The gripping obituary written by Robert D. McFadden in the New York Times is well worth reading and tells his story at greater length. Read it HERE.
“It involved dangers, bribes, forgery, secret contacts with the Gestapo, nine railroad trains, an avalanche of paperwork and a lot of money,” reported the Times. “Nazi agents started following him. In his Prague hotel room, he met terrified parents desperate to get their children to safety, although it meant surrendering them to strangers in a foreign land.”
There is a dark – and yet glorious – legacy to his wartime humanitarian work. “Nearly all the saved children were orphans by war’s end, their parents killed at Auschwitz, Bergen-Belsen or Theresienstadt.” This era marks such a dark stain on human history. At the same time, the survivors – in their 70s and 80s – still call themselves “Winton’s Children.”
“After finding his long-hidden scrapbook – crammed with names, pictures, letters from families, travel documents and notes crediting his colleagues – his wife asked for an explanation,” reported the Times. “He gave her a general idea, but said he thought the papers had no value and suggested discarding them.”

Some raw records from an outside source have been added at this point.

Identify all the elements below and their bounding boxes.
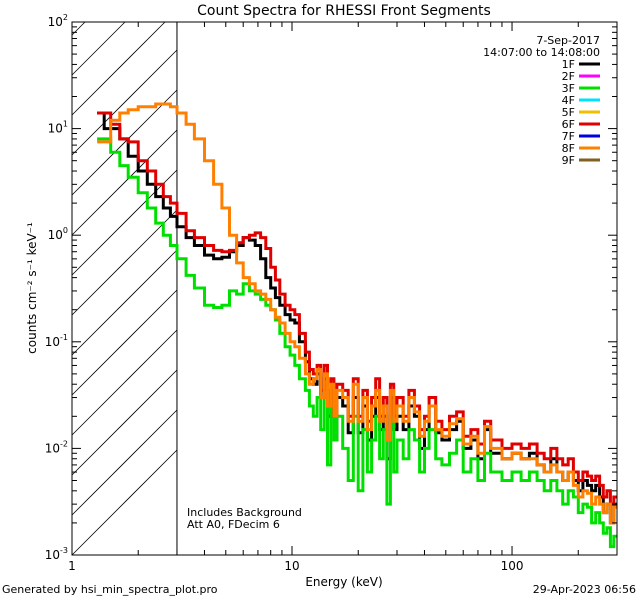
hatch-line [71,21,126,76]
hatch-line [71,249,178,356]
y-tick-label: 100 [48,226,68,242]
y-tick-label: 10-3 [45,546,68,562]
legend-label-6F: 6F [562,118,575,131]
legend-label-9F: 9F [562,154,575,167]
series-line-8F [97,102,617,525]
hatch-line [71,21,166,116]
series-line-3F [97,137,617,549]
y-tick-label: 10-2 [45,439,68,455]
y-axis-ticks: 10-3 10-2 10-1 100 101 102 [45,13,617,562]
plot-frame [71,21,618,556]
y-tick-label: 101 [48,120,68,136]
hatch-line [71,49,178,156]
y-axis-label: counts cm⁻² s⁻¹ keV⁻¹ [25,222,39,354]
hatch-line [71,329,178,436]
series-group [97,102,617,549]
hatch-line [71,369,178,476]
x-tick-label: 100 [501,559,524,573]
date-label: 7-Sep-2017 [536,34,600,47]
x-axis-label: Energy (keV) [305,575,382,589]
y-tick-label: 10-1 [45,333,68,349]
time-range-label: 14:07:00 to 14:08:00 [483,46,600,59]
chart-title: Count Spectra for RHESSI Front Segments [197,3,491,19]
hatch-line [71,409,178,516]
hatch-line [71,89,178,196]
hatch-line [71,21,86,36]
x-tick-label: 10 [284,559,299,573]
hatch-line [71,129,178,236]
hatch-line [71,169,178,276]
generated-by-label: Generated by hsi_min_spectra_plot.pro [2,583,218,596]
legend-label-1F: 1F [562,58,575,71]
x-tick-label: 1 [68,559,76,573]
legend-label-2F: 2F [562,70,575,83]
hatch-line [71,289,178,396]
legend-label-5F: 5F [562,106,575,119]
legend-label-8F: 8F [562,142,575,155]
hatched-region [71,21,178,556]
legend-label-4F: 4F [562,94,575,107]
hatch-line [71,449,178,556]
legend-label-7F: 7F [562,130,575,143]
timestamp-label: 29-Apr-2023 06:56 [532,583,636,596]
y-tick-label: 102 [48,13,68,29]
annotation-background: Includes Background [187,506,302,519]
hatch-line [71,209,178,316]
legend-label-3F: 3F [562,82,575,95]
x-axis-ticks: 1 10 100 [68,22,618,573]
annotation-attenuator: Att A0, FDecim 6 [187,518,280,531]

“You can’t throw those papers away,” she responded. “They are children’s lives.”
His long silent story was eventually told and he was justly honored for his righteous deeds. “One saw the problem there, that a lot of these children were in danger, and you had to get them to what was called a safe haven, and there was no organization to do that,” he once offered for his rationale. “Why did I do it? Why do people do different things? Some people revel in taking risks, and some go through life taking no risks at all.”
Nicolas Winton lived as if the risks were worth taking. More than 650 children escaped Nazi torture because of the pivotal decisions he made. Their families mark his passing with great gratitude – as should we.